Tradition

The etymology of tradition is from the Latin:   “ to give across.”  The beliefs, customs, and  practices  given across or handed down from one generation to the next becomes an anchor in our lives when everything else seems to be in a constant state of change.

During this week following the passing of Queen Elizabeth, the power of tradition becomes clear.  While for some, the pageantry may seem antiquated and even irrelevant, for many it is a comfort and a rare experience of groundedness, endurance, and  the things that remain with the passing of time.

One of the traditions of the British is the paying of respect.  Five miles of people stood in line for hours to walk by the coffin of the late Queen to say a proper goodbye.  In her life, the Queen followed predictable customs and upheld  values of  faith, family, civility, following rules, staying the course, giving and expecting respect. 

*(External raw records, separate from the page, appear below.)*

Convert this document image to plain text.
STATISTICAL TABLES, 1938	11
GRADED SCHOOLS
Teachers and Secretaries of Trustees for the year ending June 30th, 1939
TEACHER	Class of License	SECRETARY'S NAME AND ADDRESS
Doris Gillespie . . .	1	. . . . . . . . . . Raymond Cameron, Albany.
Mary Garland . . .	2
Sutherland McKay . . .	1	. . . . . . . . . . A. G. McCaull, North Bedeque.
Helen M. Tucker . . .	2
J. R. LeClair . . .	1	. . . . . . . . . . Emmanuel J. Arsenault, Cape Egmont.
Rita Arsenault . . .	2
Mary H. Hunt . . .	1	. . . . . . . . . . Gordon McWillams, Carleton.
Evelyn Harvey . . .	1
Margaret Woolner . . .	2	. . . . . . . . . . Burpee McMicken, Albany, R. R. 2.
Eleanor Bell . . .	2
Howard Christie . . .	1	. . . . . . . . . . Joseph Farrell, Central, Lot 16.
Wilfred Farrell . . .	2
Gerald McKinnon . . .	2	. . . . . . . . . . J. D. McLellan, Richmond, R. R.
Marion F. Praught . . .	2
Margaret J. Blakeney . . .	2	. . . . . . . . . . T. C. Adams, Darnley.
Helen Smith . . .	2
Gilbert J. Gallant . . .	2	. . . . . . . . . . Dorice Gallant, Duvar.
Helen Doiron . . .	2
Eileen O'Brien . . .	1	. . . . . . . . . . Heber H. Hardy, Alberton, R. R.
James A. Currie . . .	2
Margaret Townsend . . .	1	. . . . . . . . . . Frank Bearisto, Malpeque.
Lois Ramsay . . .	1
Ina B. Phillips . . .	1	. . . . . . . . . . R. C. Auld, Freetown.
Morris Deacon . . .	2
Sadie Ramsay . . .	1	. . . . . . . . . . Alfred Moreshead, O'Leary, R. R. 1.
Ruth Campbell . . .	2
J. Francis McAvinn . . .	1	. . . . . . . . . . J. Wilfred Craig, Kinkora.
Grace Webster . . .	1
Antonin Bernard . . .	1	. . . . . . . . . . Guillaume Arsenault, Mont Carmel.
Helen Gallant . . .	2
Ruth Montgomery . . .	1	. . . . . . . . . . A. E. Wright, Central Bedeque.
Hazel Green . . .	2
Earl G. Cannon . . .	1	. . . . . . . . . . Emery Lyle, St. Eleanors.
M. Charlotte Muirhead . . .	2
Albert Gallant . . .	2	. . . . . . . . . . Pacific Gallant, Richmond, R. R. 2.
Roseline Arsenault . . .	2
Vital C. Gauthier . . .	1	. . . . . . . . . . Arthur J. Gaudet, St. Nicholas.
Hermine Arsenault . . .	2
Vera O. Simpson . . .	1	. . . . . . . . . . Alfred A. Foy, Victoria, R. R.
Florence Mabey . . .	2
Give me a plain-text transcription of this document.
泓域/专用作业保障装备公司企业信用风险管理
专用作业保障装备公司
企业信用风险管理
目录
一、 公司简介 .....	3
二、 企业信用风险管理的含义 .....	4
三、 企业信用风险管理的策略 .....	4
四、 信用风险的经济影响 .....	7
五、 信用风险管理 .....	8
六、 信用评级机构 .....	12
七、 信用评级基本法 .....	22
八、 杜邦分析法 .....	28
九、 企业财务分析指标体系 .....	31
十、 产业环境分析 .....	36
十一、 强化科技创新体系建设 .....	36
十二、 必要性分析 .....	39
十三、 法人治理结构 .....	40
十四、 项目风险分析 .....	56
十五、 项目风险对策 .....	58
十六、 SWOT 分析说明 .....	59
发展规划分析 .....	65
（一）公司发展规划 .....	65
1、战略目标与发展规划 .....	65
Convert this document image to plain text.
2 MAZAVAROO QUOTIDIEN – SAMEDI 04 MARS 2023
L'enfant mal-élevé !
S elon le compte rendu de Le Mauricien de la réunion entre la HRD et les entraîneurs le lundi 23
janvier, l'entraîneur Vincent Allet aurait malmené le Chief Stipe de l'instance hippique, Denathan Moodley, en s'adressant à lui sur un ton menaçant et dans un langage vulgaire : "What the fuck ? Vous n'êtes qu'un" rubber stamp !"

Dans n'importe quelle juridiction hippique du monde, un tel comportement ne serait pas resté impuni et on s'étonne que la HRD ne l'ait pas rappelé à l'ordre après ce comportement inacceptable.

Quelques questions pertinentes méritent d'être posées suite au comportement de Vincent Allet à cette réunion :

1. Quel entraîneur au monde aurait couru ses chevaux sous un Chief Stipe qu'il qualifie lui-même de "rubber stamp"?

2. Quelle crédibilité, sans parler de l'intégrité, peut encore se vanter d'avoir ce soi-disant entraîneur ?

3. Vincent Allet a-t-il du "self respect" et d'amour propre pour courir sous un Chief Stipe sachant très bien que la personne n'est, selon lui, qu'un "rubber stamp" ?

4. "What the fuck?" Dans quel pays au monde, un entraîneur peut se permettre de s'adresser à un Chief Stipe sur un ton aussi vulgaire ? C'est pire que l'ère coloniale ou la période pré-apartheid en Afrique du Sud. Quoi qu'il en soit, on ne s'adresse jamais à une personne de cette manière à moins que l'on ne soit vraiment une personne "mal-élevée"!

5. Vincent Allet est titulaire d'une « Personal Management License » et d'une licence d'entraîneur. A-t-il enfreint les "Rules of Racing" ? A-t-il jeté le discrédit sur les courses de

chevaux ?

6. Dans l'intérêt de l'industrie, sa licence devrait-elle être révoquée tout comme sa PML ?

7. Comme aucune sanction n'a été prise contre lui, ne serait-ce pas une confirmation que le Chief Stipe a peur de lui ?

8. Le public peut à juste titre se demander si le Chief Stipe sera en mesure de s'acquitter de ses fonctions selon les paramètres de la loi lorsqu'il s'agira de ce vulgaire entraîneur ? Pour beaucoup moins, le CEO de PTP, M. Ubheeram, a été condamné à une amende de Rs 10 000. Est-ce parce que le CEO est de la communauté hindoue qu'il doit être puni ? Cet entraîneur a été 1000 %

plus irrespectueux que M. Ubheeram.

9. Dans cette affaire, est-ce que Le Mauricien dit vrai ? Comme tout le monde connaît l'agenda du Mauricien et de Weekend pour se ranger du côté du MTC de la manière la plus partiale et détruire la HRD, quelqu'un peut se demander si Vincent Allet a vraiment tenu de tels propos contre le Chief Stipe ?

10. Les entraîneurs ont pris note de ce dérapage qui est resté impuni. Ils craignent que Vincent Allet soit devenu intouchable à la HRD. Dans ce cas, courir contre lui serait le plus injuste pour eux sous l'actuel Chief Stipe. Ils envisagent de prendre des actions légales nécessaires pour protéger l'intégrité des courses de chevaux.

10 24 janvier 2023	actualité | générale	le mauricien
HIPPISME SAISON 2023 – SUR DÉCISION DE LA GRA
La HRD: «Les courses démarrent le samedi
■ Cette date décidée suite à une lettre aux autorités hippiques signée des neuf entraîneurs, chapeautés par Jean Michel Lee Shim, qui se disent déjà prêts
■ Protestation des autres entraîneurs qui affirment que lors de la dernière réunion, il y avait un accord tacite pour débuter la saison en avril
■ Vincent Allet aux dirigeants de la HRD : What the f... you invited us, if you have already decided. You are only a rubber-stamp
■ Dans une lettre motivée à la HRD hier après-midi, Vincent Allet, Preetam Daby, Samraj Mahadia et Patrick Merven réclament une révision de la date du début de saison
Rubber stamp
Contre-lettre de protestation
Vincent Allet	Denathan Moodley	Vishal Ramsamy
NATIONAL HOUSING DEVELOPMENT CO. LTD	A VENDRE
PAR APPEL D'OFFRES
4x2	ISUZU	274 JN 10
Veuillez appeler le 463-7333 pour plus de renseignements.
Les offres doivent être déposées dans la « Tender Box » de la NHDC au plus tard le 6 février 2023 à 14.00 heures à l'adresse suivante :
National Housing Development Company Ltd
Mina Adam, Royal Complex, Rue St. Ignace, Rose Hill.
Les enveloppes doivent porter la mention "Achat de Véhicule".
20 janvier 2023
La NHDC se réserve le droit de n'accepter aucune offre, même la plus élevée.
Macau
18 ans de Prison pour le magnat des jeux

 These are not flashy concepts but served the country well during all kinds of troubles. One of the things I have admired most about the Queen is her behavior during World War II.  Her family stayed in London during the blitz and did not run away; she not only talked about defending her country but she became a mechanic for military vehicles.  Wearing a crown is one thing; backing up power with practical and predictable duty is another.

Duty, service, respect, family, moderation.  Her sensible shoes will be hard to fill.  They remind us that what is most worth passing on may not be be glamorous, but it is the stuff that endures and helps us to “stay calm and carry on.”